Pour en avoir le cœur net, n’hésitez pas à demander de temps en temps à ce que votre développeur vous montre ce qu’il écrit.
Vous ne devez avoir aucune connaissance spécifique pour cet exercice.
Mais devriez retrouver facilement ces lignes de commentaires et vous rendre compte de leur lisibilité fonctionnelle.

Croire qu’il n’est pas nécessaire pour une société de documenter ses développements informatiques (et maintenir cette documentation) est la preuve de l’inaptitude d’un dirigeant d’entreprise.

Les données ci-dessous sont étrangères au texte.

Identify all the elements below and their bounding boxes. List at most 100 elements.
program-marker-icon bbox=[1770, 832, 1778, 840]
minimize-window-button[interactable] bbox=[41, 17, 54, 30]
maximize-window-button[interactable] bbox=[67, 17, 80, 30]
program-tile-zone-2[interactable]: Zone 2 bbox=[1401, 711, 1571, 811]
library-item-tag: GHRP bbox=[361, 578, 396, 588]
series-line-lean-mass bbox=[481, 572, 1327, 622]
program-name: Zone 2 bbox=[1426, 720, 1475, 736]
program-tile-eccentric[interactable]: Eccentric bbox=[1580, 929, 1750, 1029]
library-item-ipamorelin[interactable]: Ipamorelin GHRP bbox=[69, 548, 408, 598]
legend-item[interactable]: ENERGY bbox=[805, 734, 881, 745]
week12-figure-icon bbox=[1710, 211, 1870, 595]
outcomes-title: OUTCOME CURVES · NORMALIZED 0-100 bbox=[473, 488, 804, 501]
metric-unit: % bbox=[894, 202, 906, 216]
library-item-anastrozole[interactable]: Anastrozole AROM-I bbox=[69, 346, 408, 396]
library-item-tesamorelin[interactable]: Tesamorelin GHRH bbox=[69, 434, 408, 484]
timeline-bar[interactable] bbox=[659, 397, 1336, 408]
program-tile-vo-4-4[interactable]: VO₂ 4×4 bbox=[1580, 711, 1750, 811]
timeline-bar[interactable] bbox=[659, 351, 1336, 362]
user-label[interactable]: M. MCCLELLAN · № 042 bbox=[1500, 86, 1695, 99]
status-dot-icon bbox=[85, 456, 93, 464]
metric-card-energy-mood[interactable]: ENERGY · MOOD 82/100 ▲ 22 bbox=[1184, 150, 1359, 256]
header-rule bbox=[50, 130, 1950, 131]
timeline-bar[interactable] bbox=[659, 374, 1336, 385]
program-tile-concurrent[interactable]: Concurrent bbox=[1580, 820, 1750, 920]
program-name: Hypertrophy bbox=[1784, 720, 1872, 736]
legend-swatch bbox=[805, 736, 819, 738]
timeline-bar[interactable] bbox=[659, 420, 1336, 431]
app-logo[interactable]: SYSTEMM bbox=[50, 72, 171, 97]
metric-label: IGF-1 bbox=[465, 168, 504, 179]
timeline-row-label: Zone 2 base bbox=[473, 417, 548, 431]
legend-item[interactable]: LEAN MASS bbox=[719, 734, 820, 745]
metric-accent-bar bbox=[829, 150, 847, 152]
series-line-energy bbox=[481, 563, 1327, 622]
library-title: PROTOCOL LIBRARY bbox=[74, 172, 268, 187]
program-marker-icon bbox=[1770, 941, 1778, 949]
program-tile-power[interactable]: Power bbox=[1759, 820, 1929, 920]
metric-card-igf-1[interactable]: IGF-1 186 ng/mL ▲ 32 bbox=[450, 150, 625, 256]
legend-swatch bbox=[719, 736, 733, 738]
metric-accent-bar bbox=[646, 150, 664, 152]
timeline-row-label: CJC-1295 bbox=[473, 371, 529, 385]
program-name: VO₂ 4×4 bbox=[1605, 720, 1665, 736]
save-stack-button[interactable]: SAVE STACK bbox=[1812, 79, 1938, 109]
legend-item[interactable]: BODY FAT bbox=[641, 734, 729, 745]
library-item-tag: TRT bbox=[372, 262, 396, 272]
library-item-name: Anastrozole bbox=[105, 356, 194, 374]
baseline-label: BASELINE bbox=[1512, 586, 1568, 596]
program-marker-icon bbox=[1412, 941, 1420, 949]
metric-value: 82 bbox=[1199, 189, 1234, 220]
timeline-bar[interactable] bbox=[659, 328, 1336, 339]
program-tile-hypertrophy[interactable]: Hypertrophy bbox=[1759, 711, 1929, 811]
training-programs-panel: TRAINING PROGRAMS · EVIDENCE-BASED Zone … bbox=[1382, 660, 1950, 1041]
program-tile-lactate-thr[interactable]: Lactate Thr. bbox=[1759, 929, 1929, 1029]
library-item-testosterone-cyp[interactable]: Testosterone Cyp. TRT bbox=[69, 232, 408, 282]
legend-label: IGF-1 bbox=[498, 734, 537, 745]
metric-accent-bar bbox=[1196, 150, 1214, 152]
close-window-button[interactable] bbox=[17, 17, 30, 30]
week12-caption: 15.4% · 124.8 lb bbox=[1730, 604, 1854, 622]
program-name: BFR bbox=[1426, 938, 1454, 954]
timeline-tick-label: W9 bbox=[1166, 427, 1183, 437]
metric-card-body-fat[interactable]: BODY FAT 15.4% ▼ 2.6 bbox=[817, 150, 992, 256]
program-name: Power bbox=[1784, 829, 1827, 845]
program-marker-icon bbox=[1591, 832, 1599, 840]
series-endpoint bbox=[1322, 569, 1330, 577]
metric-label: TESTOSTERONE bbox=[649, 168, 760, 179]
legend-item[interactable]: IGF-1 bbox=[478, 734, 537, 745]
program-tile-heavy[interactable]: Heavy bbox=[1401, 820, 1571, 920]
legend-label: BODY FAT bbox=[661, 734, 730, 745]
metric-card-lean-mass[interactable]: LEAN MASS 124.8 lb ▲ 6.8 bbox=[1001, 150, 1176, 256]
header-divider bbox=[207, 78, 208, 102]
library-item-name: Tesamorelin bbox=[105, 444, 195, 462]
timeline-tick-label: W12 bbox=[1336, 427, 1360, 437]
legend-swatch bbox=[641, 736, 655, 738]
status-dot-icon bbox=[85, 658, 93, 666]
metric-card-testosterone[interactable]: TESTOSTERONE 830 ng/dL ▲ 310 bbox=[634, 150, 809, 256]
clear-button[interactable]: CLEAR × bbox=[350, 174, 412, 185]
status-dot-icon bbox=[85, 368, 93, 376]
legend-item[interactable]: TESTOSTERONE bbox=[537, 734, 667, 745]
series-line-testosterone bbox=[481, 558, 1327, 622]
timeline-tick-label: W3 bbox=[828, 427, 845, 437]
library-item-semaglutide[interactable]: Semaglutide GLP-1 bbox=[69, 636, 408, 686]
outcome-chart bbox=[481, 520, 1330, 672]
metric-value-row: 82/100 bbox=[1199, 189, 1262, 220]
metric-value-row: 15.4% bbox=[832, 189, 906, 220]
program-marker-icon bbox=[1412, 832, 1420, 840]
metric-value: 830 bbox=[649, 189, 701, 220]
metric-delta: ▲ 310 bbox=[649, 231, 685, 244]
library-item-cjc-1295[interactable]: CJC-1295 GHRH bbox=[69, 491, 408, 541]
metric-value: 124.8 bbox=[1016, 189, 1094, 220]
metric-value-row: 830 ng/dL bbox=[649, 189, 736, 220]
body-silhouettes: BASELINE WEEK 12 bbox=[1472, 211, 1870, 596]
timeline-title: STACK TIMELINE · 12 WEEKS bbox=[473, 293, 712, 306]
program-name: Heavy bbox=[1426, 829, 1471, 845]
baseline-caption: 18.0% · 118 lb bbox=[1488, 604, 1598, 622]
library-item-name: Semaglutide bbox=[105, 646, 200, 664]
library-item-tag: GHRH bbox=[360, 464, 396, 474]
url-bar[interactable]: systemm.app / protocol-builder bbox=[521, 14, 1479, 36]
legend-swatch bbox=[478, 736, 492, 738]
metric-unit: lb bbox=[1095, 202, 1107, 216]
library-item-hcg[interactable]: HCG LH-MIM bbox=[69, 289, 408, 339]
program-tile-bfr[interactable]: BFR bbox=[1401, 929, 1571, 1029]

Oui, cela demande d’y consacrer un peu de temps, une part infime de votre budget informatique.
Oui, cela demande une organisation pour stocker et gérer ces documents, pour les mettre à disposition des personnes concernées.
Mais là aussi, même de simples outils comme ceux de Google peuvent répondre aux besoins.
Je puis vous assurer que je ne travaille pas pour Google, mais il faut reconnaître que ces outils “gratuits” sont suffisamment efficaces pour mémoriser la documentation, la classer, y donner accès, créer des flowchart, etc.

A la lecture de cet article, certains d’entre vous pourraient considérer ces remarques comme dépassées.
En se disant qu’il n’est pas possible qu’à l’heure actuelle, une société ne se soucie nullement de ces principes de base.


Détrompez-vous. Ces “patrons” décrits ici existent bel et bien.
Et dans les PME, ils sont très nombreux, trop nombreux.